So yesterday in lecture one of my professors gave a proof that if $f:[a,b]\to\mathbb{R}$ with $f(0)=0,$ then for all $\epsilon>0$ there exists a polynomial $p$ such that $p(0)=0$ and $\|f-p\|_{[a,b]}<\epsilon.$ The proof was rather complicated, and I think I've found a simpler one. Also, it doesn't require $f(0)=0.$ Could anyone verify if its correct? thank you.
$\textbf{Proof:}$
By Stone-Weierstrass chose polynomials $p_n$ such that $p_n\to f$ uniformly.

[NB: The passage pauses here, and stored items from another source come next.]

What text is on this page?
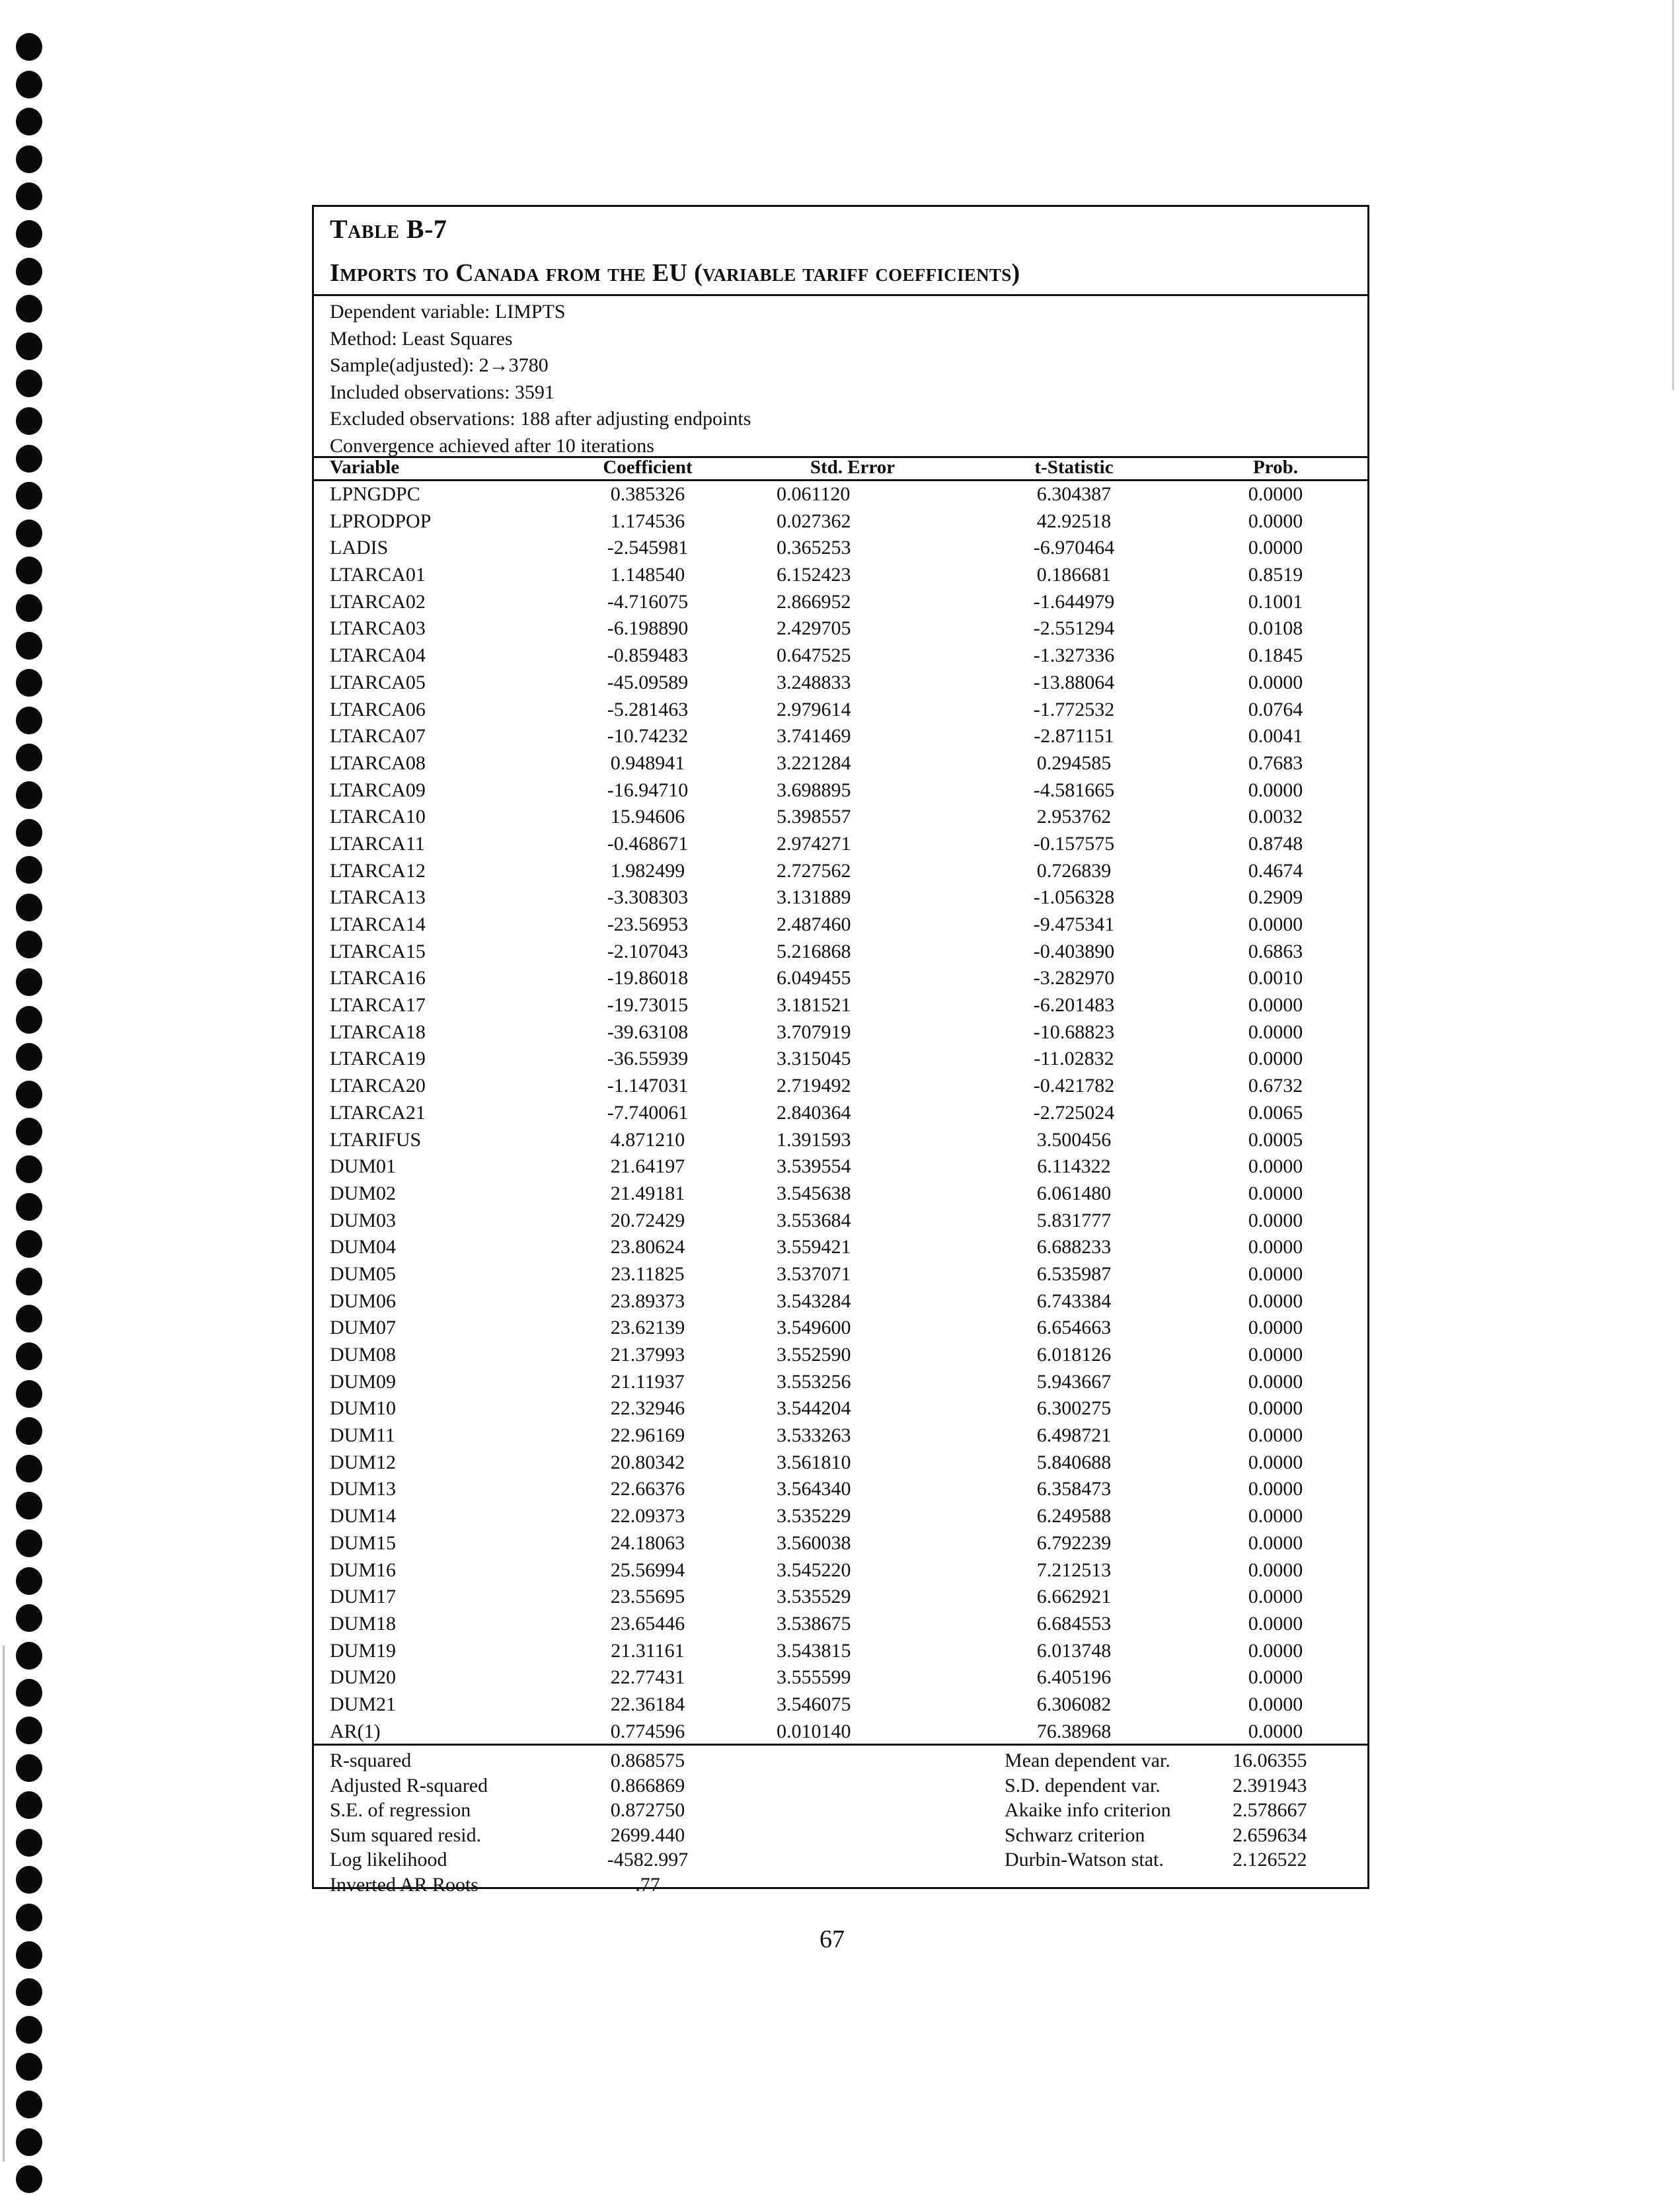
Table B-7
Imports to Canada from the EU (variable tariff coefficients)
Dependent variable: LIMPTS
Method: Least Squares
Sample(adjusted): 2→3780
Included observations: 3591
Excluded observations: 188 after adjusting endpoints
Convergence achieved after 10 iterations
Variable	Coefficient	Std. Error	t-Statistic	Prob.
LPNGDPC	0.385326	0.061120	6.304387	0.0000
LPRODPOP	1.174536	0.027362	42.92518	0.0000
LADIS	-2.545981	0.365253	-6.970464	0.0000
LTARCA01	1.148540	6.152423	0.186681	0.8519
LTARCA02	-4.716075	2.866952	-1.644979	0.1001
LTARCA03	-6.198890	2.429705	-2.551294	0.0108
LTARCA04	-0.859483	0.647525	-1.327336	0.1845
LTARCA05	-45.09589	3.248833	-13.88064	0.0000
LTARCA06	-5.281463	2.979614	-1.772532	0.0764
LTARCA07	-10.74232	3.741469	-2.871151	0.0041
LTARCA08	0.948941	3.221284	0.294585	0.7683
LTARCA09	-16.94710	3.698895	-4.581665	0.0000
LTARCA10	15.94606	5.398557	2.953762	0.0032
LTARCA11	-0.468671	2.974271	-0.157575	0.8748
LTARCA12	1.982499	2.727562	0.726839	0.4674
LTARCA13	-3.308303	3.131889	-1.056328	0.2909
LTARCA14	-23.56953	2.487460	-9.475341	0.0000
LTARCA15	-2.107043	5.216868	-0.403890	0.6863
LTARCA16	-19.86018	6.049455	-3.282970	0.0010
LTARCA17	-19.73015	3.181521	-6.201483	0.0000
LTARCA18	-39.63108	3.707919	-10.68823	0.0000
LTARCA19	-36.55939	3.315045	-11.02832	0.0000
LTARCA20	-1.147031	2.719492	-0.421782	0.6732
LTARCA21	-7.740061	2.840364	-2.725024	0.0065
LTARIFUS	4.871210	1.391593	3.500456	0.0005
DUM01	21.64197	3.539554	6.114322	0.0000
DUM02	21.49181	3.545638	6.061480	0.0000
DUM03	20.72429	3.553684	5.831777	0.0000
DUM04	23.80624	3.559421	6.688233	0.0000
DUM05	23.11825	3.537071	6.535987	0.0000
DUM06	23.89373	3.543284	6.743384	0.0000
DUM07	23.62139	3.549600	6.654663	0.0000
DUM08	21.37993	3.552590	6.018126	0.0000
DUM09	21.11937	3.553256	5.943667	0.0000
DUM10	22.32946	3.544204	6.300275	0.0000
DUM11	22.96169	3.533263	6.498721	0.0000
DUM12	20.80342	3.561810	5.840688	0.0000
DUM13	22.66376	3.564340	6.358473	0.0000
DUM14	22.09373	3.535229	6.249588	0.0000
DUM15	24.18063	3.560038	6.792239	0.0000
DUM16	25.56994	3.545220	7.212513	0.0000
DUM17	23.55695	3.535529	6.662921	0.0000
DUM18	23.65446	3.538675	6.684553	0.0000
DUM19	21.31161	3.543815	6.013748	0.0000
DUM20	22.77431	3.555599	6.405196	0.0000
DUM21	22.36184	3.546075	6.306082	0.0000
AR(1)	0.774596	0.010140	76.38968	0.0000
R-squared	0.868575	Mean dependent var.	16.06355
Adjusted R-squared	0.866869	S.D. dependent var.	2.391943
S.E. of regression	0.872750	Akaike info criterion	2.578667
Sum squared resid.	2699.440	Schwarz criterion	2.659634
Log likelihood	-4582.997	Durbin-Watson stat.	2.126522
Inverted AR Roots	.77
67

Then we consider $p_n+(f(0)-p_n(0)).$ Let $\epsilon\geq0$ and choose $N$ large so that for all $n\geq N$ we have $\|p_n-f\|_{[a,b]}<\epsilon/2.$ It follows that $$\|f-(p_n+(f(0)-p_n(0)))\|_{[a,b]}\leq\|f-p_n\|_{[a,b]}+\|f(0)-p_n(0)\|_{[a,b]}$$ $$<\epsilon/2+\epsilon/2=\epsilon.$$ Thus $p_n+(f(0)-p_n(0))\to f$ uniformly, and $$[p_n+(f(0)-p_n(0))](0)=f(0).$$ This completes the proof. $\blacksquare$
To add, we could generalized if we replaced $(f(0)-p_n(0))$ by $$\sum_{i=1}^n(f(x_i)-p_n(x_i))\ell_i,$$ where $x_1,...,x_n$ are a set of nodes, and $\ell_i$ are Lagrange Basis Polynomials.